The development may not be unconnected with a deal between Organisation of Petroleum Exporting Countries (OPEC) and other big oil exporters to cut production, which began on Sunday, in a bid to drain a global supply glut.
Brent futures were up 46 cents, or 0.8 per cent, at $58.37 a barrel by 11:07 am EST (1607 GMT). US West Texas Intermediate (WTI) crude was up 46 cents or 0.9 per cent at $54.18 per barrel.
Minister of State for Petroleum Resources, Mr. Ibe Kachikwu, had in December 2016, said the price of oil is expected to be about $60 per barrel in 2017.
Kachikwu made the assertion while speaking at a Bloomberg markets summit in Abu Dhabi on December 7, 2016.
“I am hoping that we are heading towards $60 per barrel and I don’t see higher than that,” said Kachikwu when asked about the expected oil price, one year down the line next December .
The Minister also admitted that the price range of $60 per barrel would be beneficial to both consumers and producers.
Recall that OPEC, at its 171st meeting at its headquarters in Vienna on November 30, 2016, reached a landmark deal that would effectively cut production by about 1.8 million barrels per day (mbpd) or about 4.5 per cent of current production, to 32.5 mbpd.
The November agreement followed earlier meetings held in September in Algeria where each member country reached a consensus on the need to cut production.
The 171st meeting was the first time since 2008 that OPEC would be accomplishing such a feat, which is expected to tackle the key challenge of low price in the international market, which has affected the global economy with most OPEC member countries, including Nigeria, feeling the impact.
Member countries at the meeting had agreed on the deal where considerations of the cartel offered to Iran, Libya and Nigeria would mean that in 2017, total production might likely increase, even as other members seek to cut output in the first quarter of next year.
In the agreement where the countries are exempted from the production, Nigeria was accommodated due to some of the oil and gas facilities damaged by militant attacks in recent months.
Kachikwu had led Nigeria’s delegation at the meeting and the negotiation saw Nigeria get an exemption from the production cut.

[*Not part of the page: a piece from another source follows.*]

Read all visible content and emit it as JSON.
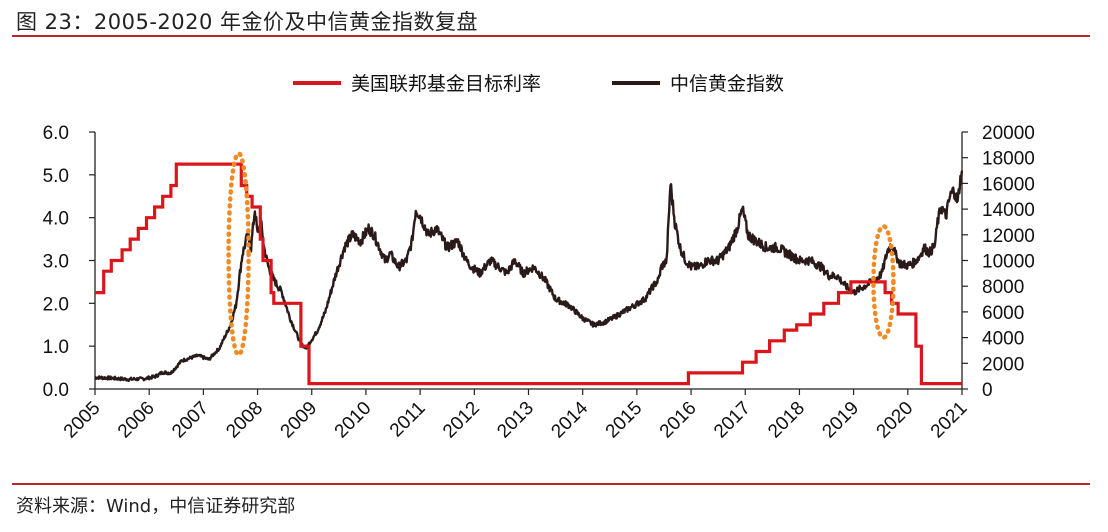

The concession was given as the country has been through production challenges recently due to the vandalism of oil and gas infrastructure, which has negatively affected the country’s ability to produce oil optimally in the recent past.
“WTI was off to a strong start to this New Year with some support developing off the reports that Kuwait and Oman are already in progress of enacting agreed-upon cuts,” Jim Ritterbusch, President of Chicago-based energy advisory firm, Ritterbusch & Associates, said in a note.
“Although this development appeared to come as a surprise to the market, this should have been expected as initial adherence to the agreed upon production reduction is apt to be quite high at least 80 to 85 per cent,” Ritterbusch added.
Investors will be watching OPEC closely to see whether the group’s members keep their promises to reduce production.
“If 2016 was the year of words, 2017 must be the year of actions,” said Tamas Varga, senior oil analyst at London brokerage PVM Oil Associates.
Non-OPEC Middle Eastern oil producer Oman told customers last week that it would cut its crude oil term allocation volumes by fivr per cent in March.
Elsewhere, Libya, one of two OPEC countries exempt from the output cuts, has increased its production to 685,000 bpd, from around 600,000 bpd in December, an official at the National Oil Corporation said on Sunday.
Non-OPEC Russia’s oil production in December remained unchanged at 11.21 million bpd, near a 30-year high, but it was preparing to cut output by 300,000 bpd in the first half of 2017 in its contribution to the accord.